Andréa, après vos études en Lettres classiques, vous avez intégré la Scuela Holden à Turin. Au moment où vous prenez cette voie, avez-vous des attentes ?
À la fin de mes années universitaires en tant que philologue classique, je savais que je ne voulais pas enseigner, ni embrasser une carrière universitaire. […] Si j’avais des attentes ? Je me rappelle que je n’étais pas certaine de vouloir devenir écrivaine.

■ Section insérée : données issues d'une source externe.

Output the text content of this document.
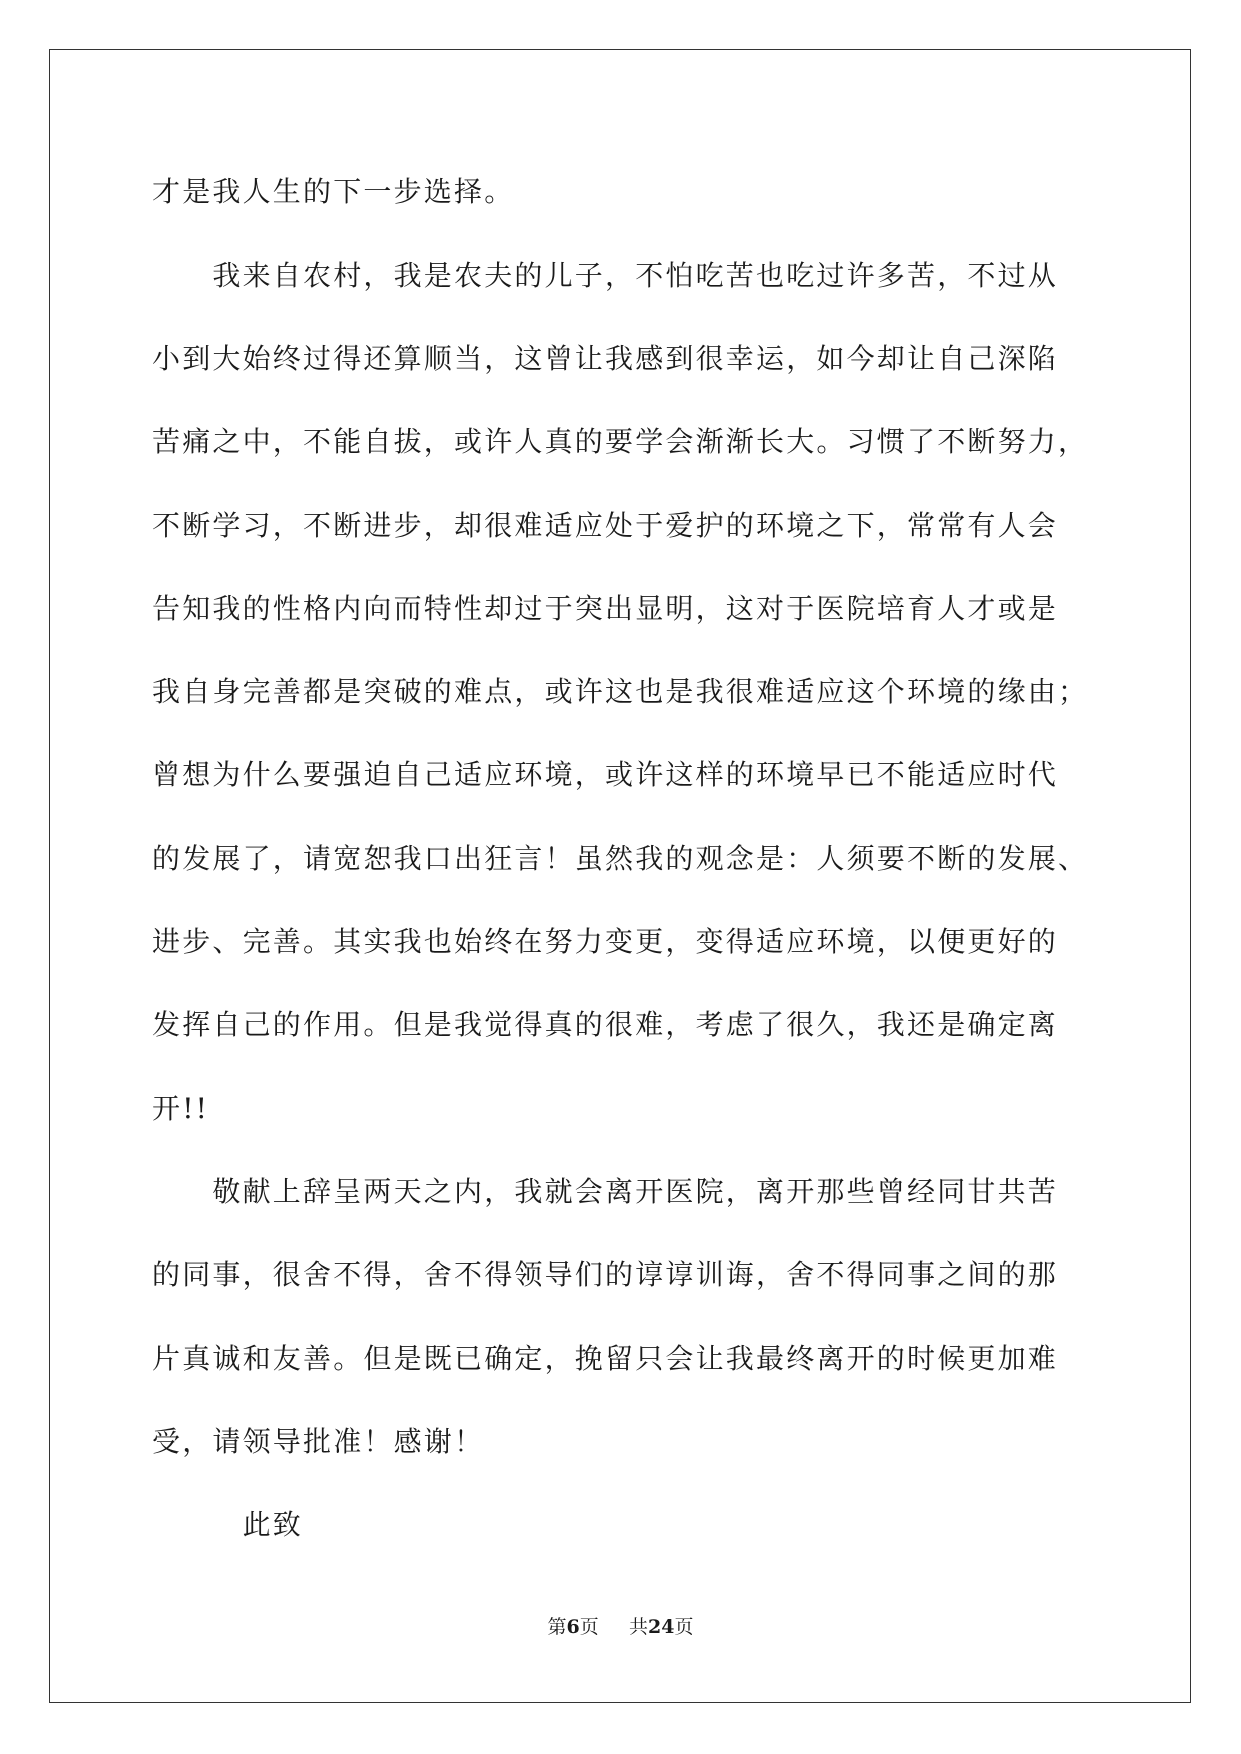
才是我人生的下一步选择。
　　我来自农村，我是农夫的儿子，不怕吃苦也吃过许多苦，不过从
小到大始终过得还算顺当，这曾让我感到很幸运，如今却让自己深陷
苦痛之中，不能自拔，或许人真的要学会渐渐长大。习惯了不断努力，
不断学习，不断进步，却很难适应处于爱护的环境之下，常常有人会
告知我的性格内向而特性却过于突出显明，这对于医院培育人才或是
我自身完善都是突破的难点，或许这也是我很难适应这个环境的缘由；
曾想为什么要强迫自己适应环境，或许这样的环境早已不能适应时代
的发展了，请宽恕我口出狂言！虽然我的观念是：人须要不断的发展、
进步、完善。其实我也始终在努力变更，变得适应环境，以便更好的
发挥自己的作用。但是我觉得真的很难，考虑了很久，我还是确定离
开!!
　　敬献上辞呈两天之内，我就会离开医院，离开那些曾经同甘共苦
的同事，很舍不得，舍不得领导们的谆谆训诲，舍不得同事之间的那
片真诚和友善。但是既已确定，挽留只会让我最终离开的时候更加难
受，请领导批准！感谢！
　　　此致
第6页 共24页
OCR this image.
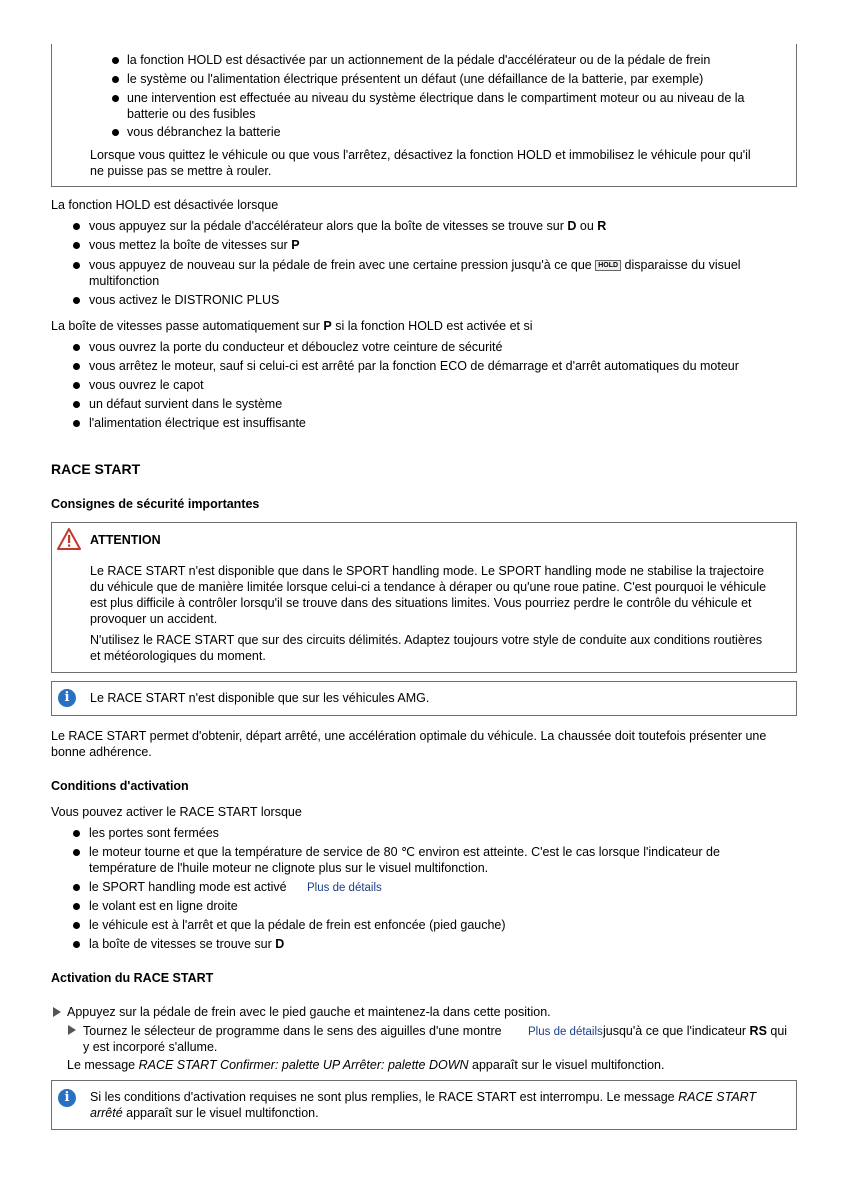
la fonction HOLD est désactivée par un actionnement de la pédale d'accélérateur ou de la pédale de frein

le système ou l'alimentation électrique présentent un défaut (une défaillance de la batterie, par exemple)

une intervention est effectuée au niveau du système électrique dans le compartiment moteur ou au niveau de la

batterie ou des fusibles

vous débranchez la batterie

Lorsque vous quittez le véhicule ou que vous l'arrêtez, désactivez la fonction HOLD et immobilisez le véhicule pour qu'il

ne puisse pas se mettre à rouler.

La fonction HOLD est désactivée lorsque

vous appuyez sur la pédale d'accélérateur alors que la boîte de vitesses se trouve sur D ou R

vous mettez la boîte de vitesses sur P

vous appuyez de nouveau sur la pédale de frein avec une certaine pression jusqu'à ce que HOLD disparaisse du visuel

multifonction

vous activez le DISTRONIC PLUS

La boîte de vitesses passe automatiquement sur P si la fonction HOLD est activée et si

vous ouvrez la porte du conducteur et débouclez votre ceinture de sécurité

vous arrêtez le moteur, sauf si celui-ci est arrêté par la fonction ECO de démarrage et d'arrêt automatiques du moteur

vous ouvrez le capot

un défaut survient dans le système

l'alimentation électrique est insuffisante

RACE START

Consignes de sécurité importantes

ATTENTION

Le RACE START n'est disponible que dans le SPORT handling mode. Le SPORT handling mode ne stabilise la trajectoire

du véhicule que de manière limitée lorsque celui-ci a tendance à déraper ou qu'une roue patine. C'est pourquoi le véhicule

est plus difficile à contrôler lorsqu'il se trouve dans des situations limites. Vous pourriez perdre le contrôle du véhicule et

provoquer un accident.

N'utilisez le RACE START que sur des circuits délimités. Adaptez toujours votre style de conduite aux conditions routières

et météorologiques du moment.

i	Le RACE START n'est disponible que sur les véhicules AMG.

Le RACE START permet d'obtenir, départ arrêté, une accélération optimale du véhicule. La chaussée doit toutefois présenter une

bonne adhérence.

Conditions d'activation

Vous pouvez activer le RACE START lorsque

les portes sont fermées

le moteur tourne et que la température de service de 80 ℃ environ est atteinte. C'est le cas lorsque l'indicateur de

température de l'huile moteur ne clignote plus sur le visuel multifonction.

le SPORT handling mode est activé Plus de détails

le volant est en ligne droite

le véhicule est à l'arrêt et que la pédale de frein est enfoncée (pied gauche)

la boîte de vitesses se trouve sur D

Activation du RACE START

Appuyez sur la pédale de frein avec le pied gauche et maintenez-la dans cette position.

Tournez le sélecteur de programme dans le sens des aiguilles d'une montre Plus de détails jusqu'à ce que l'indicateur RS qui

y est incorporé s'allume.

Le message RACE START Confirmer: palette UP Arrêter: palette DOWN apparaît sur le visuel multifonction.

i	Si les conditions d'activation requises ne sont plus remplies, le RACE START est interrompu. Le message RACE START

arrêté apparaît sur le visuel multifonction.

D’ailleurs, aujourd’hui encore, il m’est difficile de me qualifier en tant qu’écrivain. Cependant en m’inscrivant dans cette institution, je savais que les mots en général étaient mon pays et mon paysage. […] Oui, au moment où j’intègre cette école, je possède déjà ce regard grec qui me caractérise.
Andrea, en 2016 alors que vous n’avez que 29 ans, vous publiez « La langue géniale ou 9 raisons d’aimer le grec ». Ce premier roman rencontre un succès spectaculaire ! Me viennent deux questions :
- D’une part, à quand remonte votre rêve d’écrire ?
- Ensuite, que souhaitiez vous transmettre à vos lecteurs par le biais de ce premier roman ?
[…] Donc si je me tourne vers mon enfance, j’aperçois une petite fille qui ne se rêve pas écrivaine mais qui est une grande lectrice, plongeant littéralement dans les mots. […] Oui, au moment où j’intègre cette école, je possède déjà ce regard grec qui me caractérise. Oui, ce que j’aime faire avant tout c’est interroger le monde, réfléchir et partager mes réflexions.[…]Moi ce que je voulais, c’était me tourner vers la Grèce antique et partager la beauté de la langue grecque.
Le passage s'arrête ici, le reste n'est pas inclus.